Sent from my iPhone using Tapatalk
-
Even though I know this will bring out the ideologues in force, I prefer the actively managed FTBFX (Fidelity Total Bond) for my bond holdings. My retirement US stock holdings are 100% in the total stock market index. Note that I do no use FTBFX, but rather a lower cost share-class version of it.
Of the funds you mentioned FBIDX (US Bond Index Fund) is the broadest most diversified. That is the one I would use.
-
What are you trying to achieve? I use FSITX in my tax deferred accounts and FTABX in my taxable accounts. The former is just a total bond market fund and the latter is for municipal bonds.
Sent from my iPhone using Tapatalk
Two goals. In my taxable, I want a muni fund as an extended emergency fund. I bought FHIGX for that, but now I'm thinking of switching to a muni fund with shorter duration. FHIGX average duration is 7 years.

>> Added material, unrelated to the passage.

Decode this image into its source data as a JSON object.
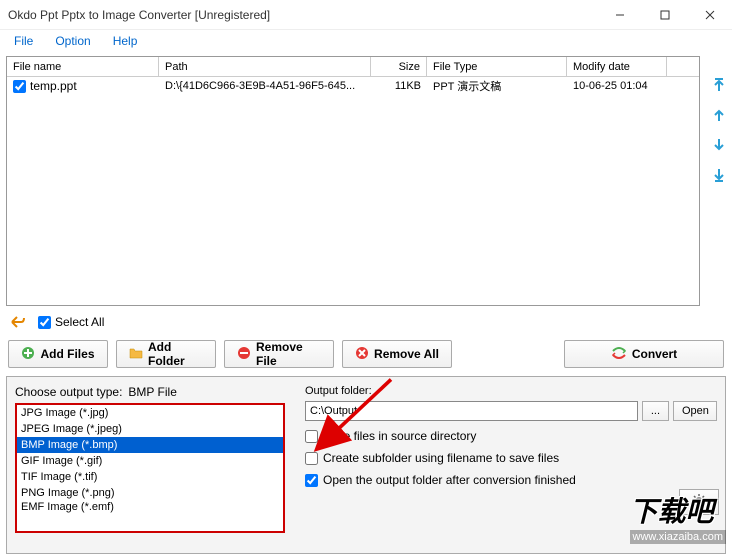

In my IRA, I want a bond fund to reduce my portfolio volatility and position myself to buy a dip in equities. I'm becoming convinced this should be a shorter duration bond fund as well based on what I've read. I wasn't sure if the MMM community looked differently at the argument around buying short duration in a rising rate environment.
So, my current thinking is FSTFX for munis short and FNSKX for bonds short.